François Piquemal (NFP-LFI) a déclaré, toujours sur X : « Ceci n’est pas une blague: Au logement de ce gouvernement éphémère nous aurons donc Vincent Jeanbrun. Visé actuellement par une enquête pour prise illégale d’intérêt sur l’attribution de logements. » Le ministre aurait fait loger deux de ses collaborateurs dans des logements appartenant à un syndicat intercommunal pour un loyer avantageux.
Du côté des professionnels, la nomination de Vincent Jeanbrun est accueillie un peu plus favorablement, mais — instabilité politique et crise du logement obligent — avec beaucoup de prudence. « Si la FNAIM salue la nomination de Vincent Jeanbrun en tant que ministre de plein exercice du Logement et de la Ville, elle appelle le nouveau ministre à se mettre au travail rapidement, tant les défis à relever sont nombreux », a déclaré la FNAIM (Fédération nationale de l’immobilier, ndlr) dans un communiqué. Citant pêle-mêle : permettre aux Français de se loger, relancer l’accession à la propriété, redonner confiance aux investisseurs, dynamiser le marché locatif et rétablir les équilibres territoriaux.

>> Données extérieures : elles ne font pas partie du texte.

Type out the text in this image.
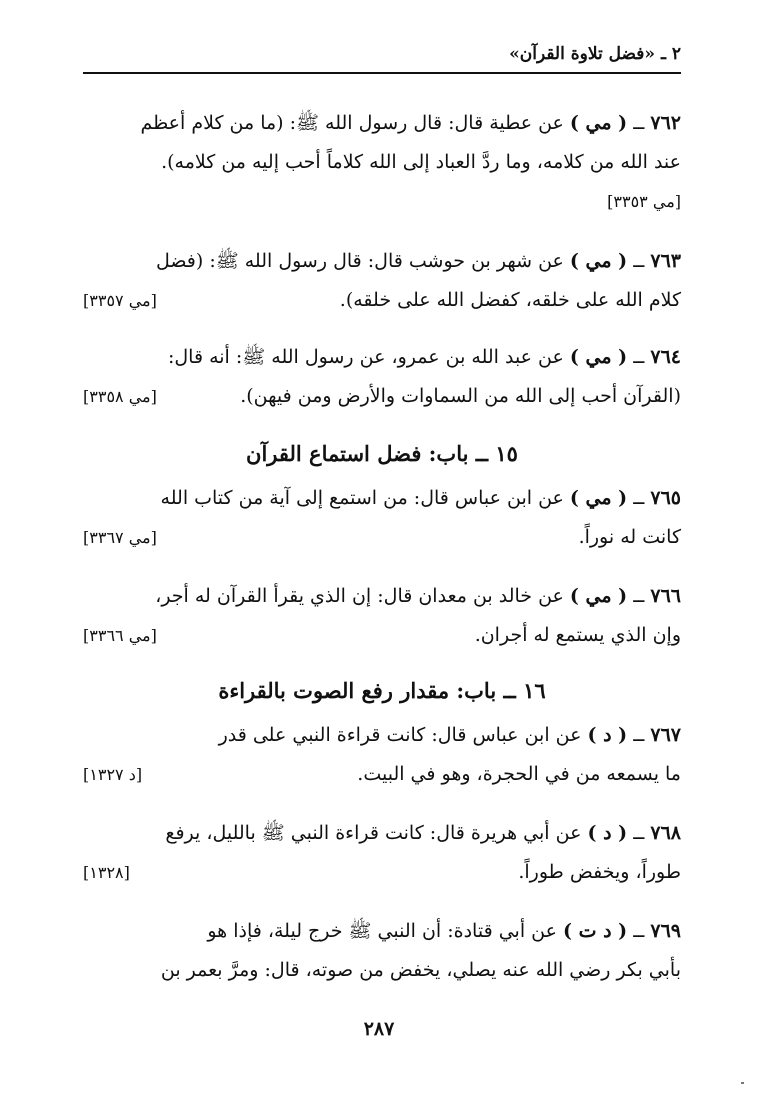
٢ ـ «فضل تلاوة القرآن»
٧٦٢ ــ ( مي ) عن عطية قال: قال رسول الله ﷺ: (ما من كلام أعظم
عند الله من كلامه، وما ردَّ العباد إلى الله كلاماً أحب إليه من كلامه).
[مي ٣٣٥٣]
٧٦٣ ــ ( مي ) عن شهر بن حوشب قال: قال رسول الله ﷺ: (فضل
كلام الله على خلقه، كفضل الله على خلقه).
[مي ٣٣٥٧]
٧٦٤ ــ ( مي ) عن عبد الله بن عمرو، عن رسول الله ﷺ: أنه قال:
(القرآن أحب إلى الله من السماوات والأرض ومن فيهن).
[مي ٣٣٥٨]
١٥ ــ باب: فضل استماع القرآن
٧٦٥ ــ ( مي ) عن ابن عباس قال: من استمع إلى آية من كتاب الله
كانت له نوراً.
[مي ٣٣٦٧]
٧٦٦ ــ ( مي ) عن خالد بن معدان قال: إن الذي يقرأ القرآن له أجر،
وإن الذي يستمع له أجران.
[مي ٣٣٦٦]
١٦ ــ باب: مقدار رفع الصوت بالقراءة
٧٦٧ ــ ( د ) عن ابن عباس قال: كانت قراءة النبي على قدر
ما يسمعه من في الحجرة، وهو في البيت.
[د ١٣٢٧]
٧٦٨ ــ ( د ) عن أبي هريرة قال: كانت قراءة النبي ﷺ بالليل، يرفع
طوراً، ويخفض طوراً.
[١٣٢٨]
٧٦٩ ــ ( د ت ) عن أبي قتادة: أن النبي ﷺ خرج ليلة، فإذا هو
بأبي بكر رضي الله عنه يصلي، يخفض من صوته، قال: ومرَّ بعمر بن
٢٨٧
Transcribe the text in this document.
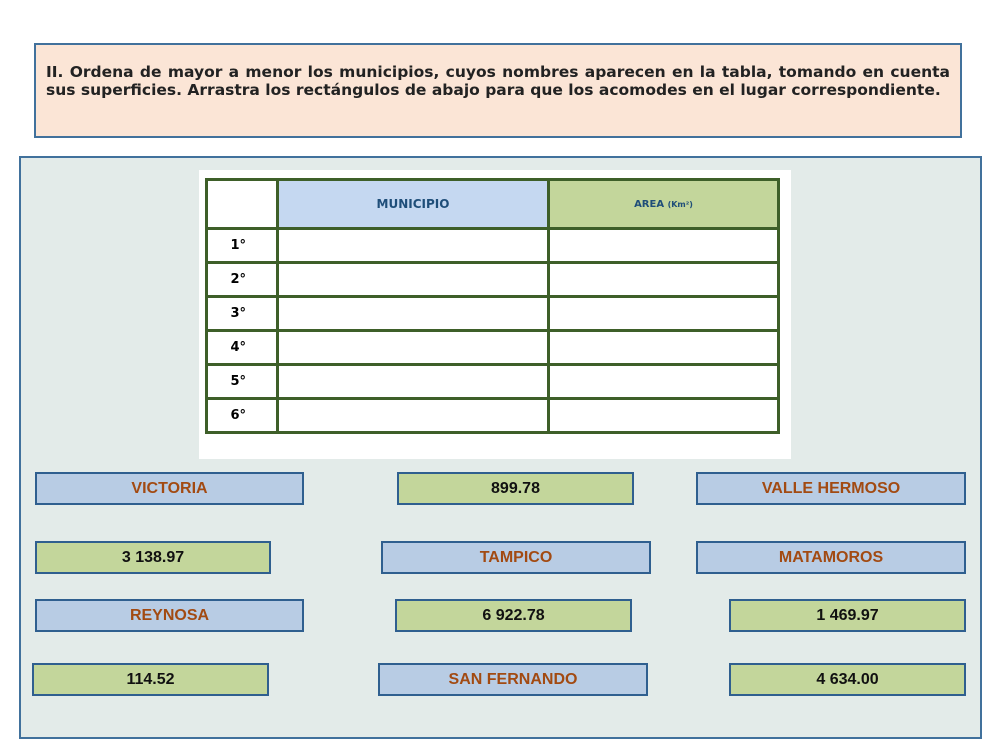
II. Ordena de mayor a menor los municipios, cuyos nombres aparecen en la tabla, tomando en cuenta sus superficies. Arrastra los rectángulos de abajo para que los acomodes en el lugar correspondiente.
	MUNICIPIO	AREA (Km²)
1°		
2°		
3°		
4°		
5°		
6°		
VICTORIA	899.78	VALLE HERMOSO
3 138.97	TAMPICO	MATAMOROS
REYNOSA	6 922.78	1 469.97
114.52	SAN FERNANDO	4 634.00
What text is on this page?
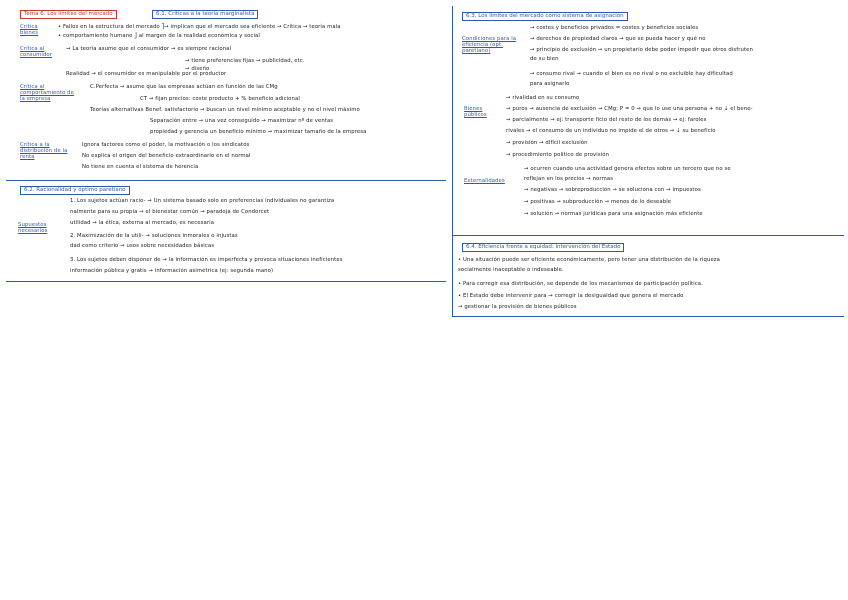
Tema 6. Los límites del mercado	6.1. Críticas a la teoría marginalista
Crítica bienes
• Fallos en la estructura del mercado ⎤→ implican que el mercado sea eficiente → Crítica → teoría mala
• comportamiento humano ⎦ al margen de la realidad económica y social
Crítica al consumidor
→ La teoría asume que el consumidor → es siempre racional
→ tiene preferencias fijas → publicidad, etc.
→ diseño
Realidad → el consumidor es manipulable por el productor
Crítica al comportamiento de la empresa
C.Perfecta → asume que las empresas actúan en función de las CMg
CT → fijan precios: coste producto + % beneficio adicional
Teorías alternativas Benef. satisfactorio → buscan un nivel mínimo aceptable y no el nivel máximo
Separación entre → una vez conseguido → maximizar nº de ventas
propiedad y gerencia un beneficio mínimo → maximizar tamaño de la empresa
Crítica a la distribución de la renta
Ignora factores como el poder, la motivación o los sindicatos
No explica el origen del beneficio extraordinario en el normal
No tiene en cuenta el sistema de herencia
6.2. Racionalidad y óptimo paretiano
Supuestos necesarios
1. Los sujetos actúan racio- → Un sistema basado solo en preferencias individuales no garantiza
nalmente para su propia → el bienestar común → paradoja de Condorcet
utilidad → la ética, externa al mercado, es necesaria
2. Maximización de la utili- → soluciones inmorales o injustas
dad como criterio → usos sobre necesidades básicas
3. Los sujetos deben disponer de → la información es imperfecta y provoca situaciones ineficientes
información pública y gratis → información asimétrica (ej: segunda mano)
6.3. Los límites del mercado como sistema de asignación
Condiciones para la eficiencia (opt. paretiano)
→ costes y beneficios privados = costes y beneficios sociales
→ derechos de propiedad claros → que se pueda hacer y qué no
→ principio de exclusión → un propietario debe poder impedir que otros disfruten
de su bien
→ consumo rival → cuando el bien es no rival o no excluible hay dificultad
para asignarlo
Bienes públicos
→ rivalidad en su consumo
→ puros → ausencia de exclusión → CMg; P = 0 → que lo use una persona + no ↓ el bene-
→ parcialmente → ej: transporte ficio del resto de los demás → ej: faroles
rivales → el consumo de un individuo no impide el de otros → ↓ su beneficio
→ provisión → difícil exclusión
→ procedimiento político de provisión
Externalidades
→ ocurren cuando una actividad genera efectos sobre un tercero que no se
reflejan en los precios → normas
→ negativas → sobreproducción → se soluciona con → impuestos
→ positivas → subproducción → menos de lo deseable
→ solución → normas jurídicas para una asignación más eficiente
6.4. Eficiencia frente a equidad: intervención del Estado
• Una situación puede ser eficiente económicamente, pero tener una distribución de la riqueza
socialmente inaceptable o indeseable.
• Para corregir esa distribución, se depende de los mecanismos de participación política.
• El Estado debe intervenir para → corregir la desigualdad que genera el mercado
→ gestionar la provisión de bienes públicos
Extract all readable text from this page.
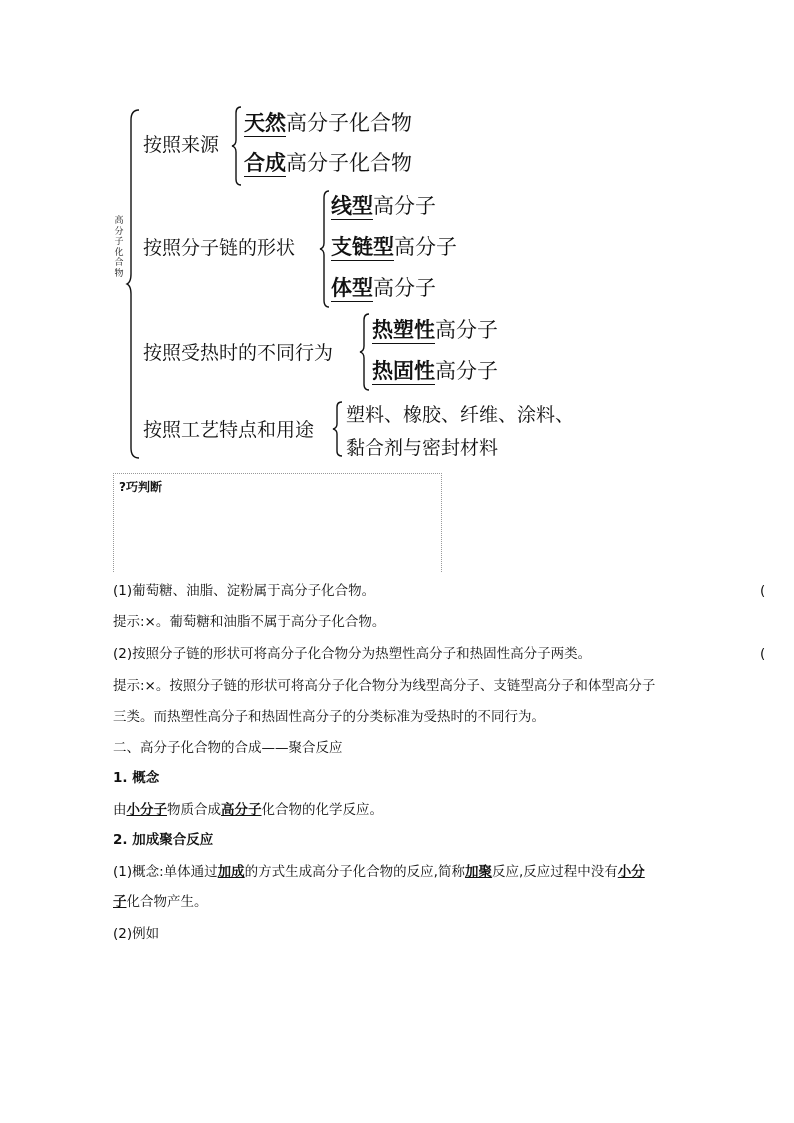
高分子化合物
按照来源
按照分子链的形状
按照受热时的不同行为
按照工艺特点和用途
天然高分子化合物
合成高分子化合物
线型高分子
支链型高分子
体型高分子
热塑性高分子
热固性高分子
塑料、橡胶、纤维、涂料、
黏合剂与密封材料
?巧判断
(1)葡萄糖、油脂、淀粉属于高分子化合物。	(
提示:×。葡萄糖和油脂不属于高分子化合物。
(2)按照分子链的形状可将高分子化合物分为热塑性高分子和热固性高分子两类。	(
提示:×。按照分子链的形状可将高分子化合物分为线型高分子、支链型高分子和体型高分子
三类。而热塑性高分子和热固性高分子的分类标准为受热时的不同行为。
二、高分子化合物的合成——聚合反应
1. 概念
由小分子物质合成高分子化合物的化学反应。
2. 加成聚合反应
(1)概念:单体通过加成的方式生成高分子化合物的反应,简称加聚反应,反应过程中没有小分
子化合物产生。
(2)例如
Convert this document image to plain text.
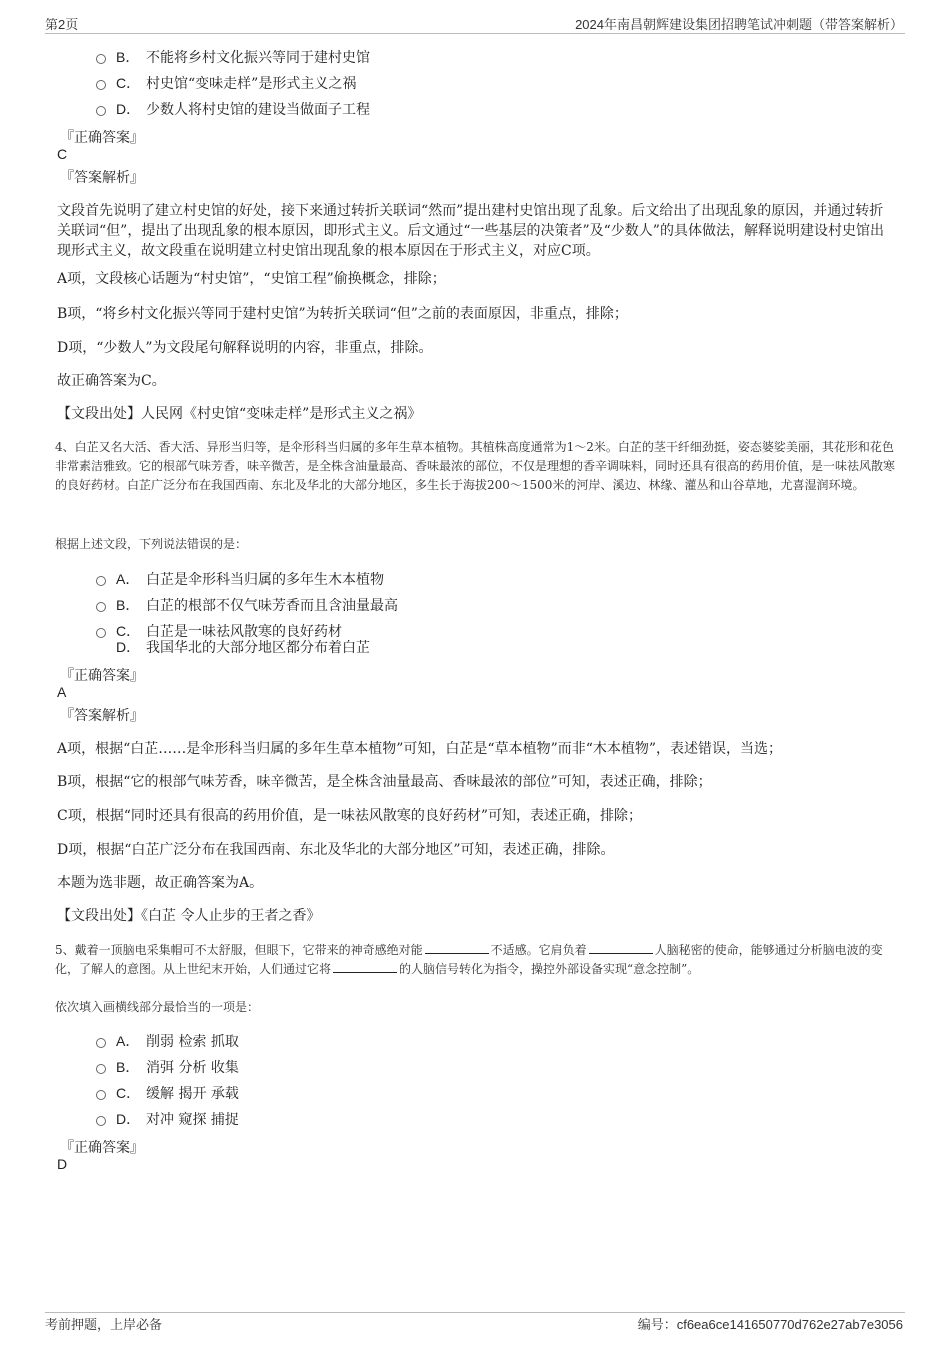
第2页	2024年南昌朝辉建设集团招聘笔试冲刺题（带答案解析）
B． 不能将乡村文化振兴等同于建村史馆
C． 村史馆“变味走样”是形式主义之祸
D． 少数人将村史馆的建设当做面子工程
『正确答案』
C
『答案解析』
文段首先说明了建立村史馆的好处，接下来通过转折关联词“然而”提出建村史馆出现了乱象。后文给出了出现乱象的原因，并通过转折关联词“但”，提出了出现乱象的根本原因，即形式主义。后文通过“一些基层的决策者”及“少数人”的具体做法，解释说明建设村史馆出现形式主义，故文段重在说明建立村史馆出现乱象的根本原因在于形式主义，对应C项。
A项，文段核心话题为“村史馆”，“史馆工程”偷换概念，排除；
B项，“将乡村文化振兴等同于建村史馆”为转折关联词“但”之前的表面原因，非重点，排除；
D项，“少数人”为文段尾句解释说明的内容，非重点，排除。
故正确答案为C。
【文段出处】人民网《村史馆“变味走样”是形式主义之祸》
4、白芷又名大活、香大活、异形当归等，是伞形科当归属的多年生草本植物。其植株高度通常为1～2米。白芷的茎干纤细劲挺，姿态婆娑美丽，其花形和花色非常素洁雅致。它的根部气味芳香，味辛微苦，是全株含油量最高、香味最浓的部位，不仅是理想的香辛调味料，同时还具有很高的药用价值，是一味祛风散寒的良好药材。白芷广泛分布在我国西南、东北及华北的大部分地区，多生长于海拔200～1500米的河岸、溪边、林缘、灌丛和山谷草地，尤喜湿润环境。
根据上述文段，下列说法错误的是：
A． 白芷是伞形科当归属的多年生木本植物
B． 白芷的根部不仅气味芳香而且含油量最高
C． 白芷是一味祛风散寒的良好药材
D． 我国华北的大部分地区都分布着白芷
『正确答案』
A
『答案解析』
A项，根据“白芷……是伞形科当归属的多年生草本植物”可知，白芷是“草本植物”而非“木本植物”，表述错误，当选；
B项，根据“它的根部气味芳香，味辛微苦，是全株含油量最高、香味最浓的部位”可知，表述正确，排除；
C项，根据“同时还具有很高的药用价值，是一味祛风散寒的良好药材”可知，表述正确，排除；
D项，根据“白芷广泛分布在我国西南、东北及华北的大部分地区”可知，表述正确，排除。
本题为选非题，故正确答案为A。
【文段出处】《白芷 令人止步的王者之香》
5、戴着一顶脑电采集帽可不太舒服，但眼下，它带来的神奇感绝对能	不适感。它肩负着	人脑秘密的使命，能够通过分析脑电波的变化，了解人的意图。从上世纪末开始，人们通过它将	的人脑信号转化为指令，操控外部设备实现“意念控制”。
依次填入画横线部分最恰当的一项是：
A． 削弱 检索 抓取
B． 消弭 分析 收集
C． 缓解 揭开 承载
D． 对冲 窥探 捕捉
『正确答案』
D
考前押题，上岸必备	编号：cf6ea6ce141650770d762e27ab7e3056
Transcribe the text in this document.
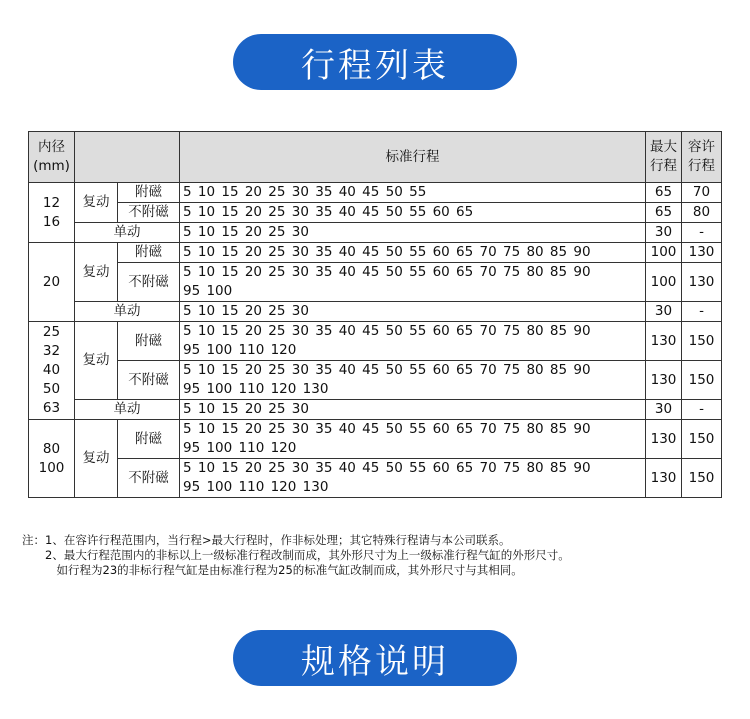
行程列表
内径
(mm)			标准行程	最大
行程	容许
行程
12
16	复动	附磁	5 10 15 20 25 30 35 40 45 50 55	65	70
		不附磁	5 10 15 20 25 30 35 40 45 50 55 60 65	65	80
	单动		5 10 15 20 25 30	30	-
20	复动	附磁	5 10 15 20 25 30 35 40 45 50 55 60 65 70 75 80 85 90	100	130
		不附磁	5 10 15 20 25 30 35 40 45 50 55 60 65 70 75 80 85 90
95 100	100	130
	单动		5 10 15 20 25 30	30	-
25
32
40
50
63	复动	附磁	5 10 15 20 25 30 35 40 45 50 55 60 65 70 75 80 85 90
95 100 110 120	130	150
		不附磁	5 10 15 20 25 30 35 40 45 50 55 60 65 70 75 80 85 90
95 100 110 120 130	130	150
	单动		5 10 15 20 25 30	30	-
80
100	复动	附磁	5 10 15 20 25 30 35 40 45 50 55 60 65 70 75 80 85 90
95 100 110 120	130	150
		不附磁	5 10 15 20 25 30 35 40 45 50 55 60 65 70 75 80 85 90
95 100 110 120 130	130	150
注：1、在容许行程范围内，当行程>最大行程时，作非标处理；其它特殊行程请与本公司联系。
　　2、最大行程范围内的非标以上一级标准行程改制而成，其外形尺寸为上一级标准行程气缸的外形尺寸。
　　　如行程为23的非标行程气缸是由标准行程为25的标准气缸改制而成，其外形尺寸与其相同。
规格说明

L’UNIS (Union des professionnels de l’immobilier) a, quant à elle, publié une lettre ouverte sur LinkedIn, dans laquelle elle décrit un ministre, au-delà des politiques qu’il défend sur le logement social, comme quelqu’un conscient « de l’insuffisance criante du parc locatif privé ». Sans évoquer directement le nouveau ministre, la FFB (Fédération française du bâtiment) a demandé au gouvernement « de se mettre immédiatement au travail sur les sujets logement, construction et immobilier » : logement neuf, statut du bailleur privé, logement social, MaPrimeRénov’ et REP bâtiment en tête.
Beaucoup de dossiers brûlants attendent donc Vincent Jeanbrun, dont l’action sera scrutée de près par les acteurs du secteur. À condition que le ministre puisse effectivement se mettre au travail. Rappelons que le Rassemblement national et La France insoumise ont déjà déposé leur motion de censure.